Use a simple pseudo-state machine for each level of hOCR data:
- There's some overall OCR data that can probably be ignored (it'll be per-page in this case)
- hOCR supports columns, but ignore these for now (too complicated)
- First state will be HOCR_PAGE
  - Maybe ignore this for OCR purposes and just use it to determine right DjVu page to add the hidden text layer to?
- Second state will be HOCR_PARA
  - Is it worth mapping this to DjVuLibre's equivalent concept?
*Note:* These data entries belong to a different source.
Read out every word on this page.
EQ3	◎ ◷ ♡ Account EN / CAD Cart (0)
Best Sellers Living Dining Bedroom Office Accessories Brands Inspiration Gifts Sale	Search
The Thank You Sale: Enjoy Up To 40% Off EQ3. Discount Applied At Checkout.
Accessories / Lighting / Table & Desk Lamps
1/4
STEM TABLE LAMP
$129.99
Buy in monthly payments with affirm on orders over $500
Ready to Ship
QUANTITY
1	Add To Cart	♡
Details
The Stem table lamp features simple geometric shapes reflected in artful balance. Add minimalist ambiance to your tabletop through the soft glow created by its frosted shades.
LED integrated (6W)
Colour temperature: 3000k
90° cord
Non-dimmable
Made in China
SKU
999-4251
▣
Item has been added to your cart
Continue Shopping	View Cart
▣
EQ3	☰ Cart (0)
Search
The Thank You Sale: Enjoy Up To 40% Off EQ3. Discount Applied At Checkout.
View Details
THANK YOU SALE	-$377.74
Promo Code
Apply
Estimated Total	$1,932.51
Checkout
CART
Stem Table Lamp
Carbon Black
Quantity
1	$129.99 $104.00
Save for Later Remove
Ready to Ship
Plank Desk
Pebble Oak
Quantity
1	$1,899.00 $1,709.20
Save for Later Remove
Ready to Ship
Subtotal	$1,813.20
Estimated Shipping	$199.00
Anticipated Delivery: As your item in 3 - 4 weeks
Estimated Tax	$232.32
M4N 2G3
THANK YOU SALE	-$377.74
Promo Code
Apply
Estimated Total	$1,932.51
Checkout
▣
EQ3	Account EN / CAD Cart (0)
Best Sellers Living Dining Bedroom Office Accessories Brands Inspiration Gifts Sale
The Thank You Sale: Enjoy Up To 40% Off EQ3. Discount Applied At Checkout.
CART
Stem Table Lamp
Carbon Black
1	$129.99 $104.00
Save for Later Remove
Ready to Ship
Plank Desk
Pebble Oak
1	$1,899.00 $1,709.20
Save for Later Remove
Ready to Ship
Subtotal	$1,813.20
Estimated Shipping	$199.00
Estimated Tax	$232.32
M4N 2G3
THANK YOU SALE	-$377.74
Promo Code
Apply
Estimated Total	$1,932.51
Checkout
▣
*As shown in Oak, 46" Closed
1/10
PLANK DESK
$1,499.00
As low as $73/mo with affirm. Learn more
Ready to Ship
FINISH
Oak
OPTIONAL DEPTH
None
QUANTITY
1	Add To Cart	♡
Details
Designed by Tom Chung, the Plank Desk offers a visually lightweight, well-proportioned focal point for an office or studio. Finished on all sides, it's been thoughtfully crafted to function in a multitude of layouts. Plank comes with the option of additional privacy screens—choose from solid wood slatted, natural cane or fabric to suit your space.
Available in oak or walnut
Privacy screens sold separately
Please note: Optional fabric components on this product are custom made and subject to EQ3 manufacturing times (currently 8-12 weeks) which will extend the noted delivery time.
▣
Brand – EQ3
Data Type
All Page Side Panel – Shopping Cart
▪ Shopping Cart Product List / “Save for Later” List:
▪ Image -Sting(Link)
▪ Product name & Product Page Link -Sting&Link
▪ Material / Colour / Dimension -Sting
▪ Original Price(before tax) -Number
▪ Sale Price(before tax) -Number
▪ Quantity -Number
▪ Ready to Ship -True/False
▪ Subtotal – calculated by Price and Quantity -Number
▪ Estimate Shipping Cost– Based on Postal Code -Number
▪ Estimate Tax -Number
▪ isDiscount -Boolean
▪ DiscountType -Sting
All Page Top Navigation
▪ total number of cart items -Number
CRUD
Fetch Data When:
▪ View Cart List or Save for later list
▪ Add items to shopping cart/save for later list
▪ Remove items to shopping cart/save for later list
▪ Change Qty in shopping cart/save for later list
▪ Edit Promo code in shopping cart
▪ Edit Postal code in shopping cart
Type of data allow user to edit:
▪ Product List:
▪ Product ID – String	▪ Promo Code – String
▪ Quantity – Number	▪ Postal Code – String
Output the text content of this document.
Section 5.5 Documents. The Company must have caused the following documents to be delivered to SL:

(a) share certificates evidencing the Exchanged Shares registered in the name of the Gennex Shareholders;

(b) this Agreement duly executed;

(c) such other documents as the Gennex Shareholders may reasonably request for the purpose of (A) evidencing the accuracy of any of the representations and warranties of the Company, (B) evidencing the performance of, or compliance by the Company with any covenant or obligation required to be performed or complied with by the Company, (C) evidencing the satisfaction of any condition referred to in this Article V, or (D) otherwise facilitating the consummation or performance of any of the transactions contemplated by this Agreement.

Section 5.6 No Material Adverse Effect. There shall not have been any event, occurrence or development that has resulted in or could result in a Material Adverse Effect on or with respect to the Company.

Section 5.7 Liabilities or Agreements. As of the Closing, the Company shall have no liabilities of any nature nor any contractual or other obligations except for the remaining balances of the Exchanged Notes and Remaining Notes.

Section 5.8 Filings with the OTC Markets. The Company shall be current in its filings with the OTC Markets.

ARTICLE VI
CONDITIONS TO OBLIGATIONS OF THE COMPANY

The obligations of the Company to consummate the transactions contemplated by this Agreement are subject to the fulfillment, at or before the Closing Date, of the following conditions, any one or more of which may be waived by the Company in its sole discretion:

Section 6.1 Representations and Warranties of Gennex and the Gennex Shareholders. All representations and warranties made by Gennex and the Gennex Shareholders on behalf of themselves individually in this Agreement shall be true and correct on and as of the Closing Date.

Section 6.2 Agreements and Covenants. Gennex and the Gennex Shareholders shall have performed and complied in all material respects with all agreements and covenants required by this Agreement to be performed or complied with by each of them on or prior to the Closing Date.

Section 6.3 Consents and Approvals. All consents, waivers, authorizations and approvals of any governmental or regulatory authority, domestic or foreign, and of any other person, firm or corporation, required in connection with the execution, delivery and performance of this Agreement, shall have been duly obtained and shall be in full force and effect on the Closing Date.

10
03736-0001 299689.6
Maybe just ignore it.
- Third state will be HOCR_LINE
- Fourth state will be HOCR_WORD
- Fifth possible state will be HOCR_CHAR, and DjVuLibre supports it, but I don't think it's worth dealing with
Each parsing state is a constant
Need a global var or lightweight object to keep track of current state
HTML::Parser is event driven
- Need to catch start tag events and end tag events
- Need to check for valid events in each given state (not too many: hOCR is strictly nested and general HTML can be ignored; no tagsoup)
Build a tree in memory, or implement this as a streaming algorithm spitting out the sexprs as we go along?
Is it worthwhile to spend time on a generic data structure for this that can be serialized to many formats?
Maybe it makes more sense to write it as a straight hocr2sexpr converter and spit out per-page .sexpr files?
- This would make the overall algorithm dumber-but-simpler
- And given we'll be wrapping commandline utilities in any case, we can't avoid the "dumb" part. Maybe try to get the "simple" part too then?
- Then again, a fully-streaming implementation is probably not that much more complicated, all things considered, provided we can rely on djvused not crapping out on us too much
- That's a big if: for book-length djvu's, the DjVuLibre tools have crapped out rather a lot
- Maybe it's better if we can operate on a "page-at-a-time" level?
Then again, we need to keep track of at least HOCR_PAGE and HOCR_LINE to generate working sexprs

Most manual workflow

gm mogrify -format jpeg '*.jp2'
tesseract inputpage.jpeg inputpage -l eng hocr
At a minimum need custom code to convert .hocr to .sexpr
- NB! hOCR (top left) and sexpr (bottom left) use different coordinate systems!
c44 inputpage.jpeg inputpage.djvu
djvm -c output.djvu page1.djvu … pageN.djvu
djvused -e 'select N; set-txt [sexpr data]'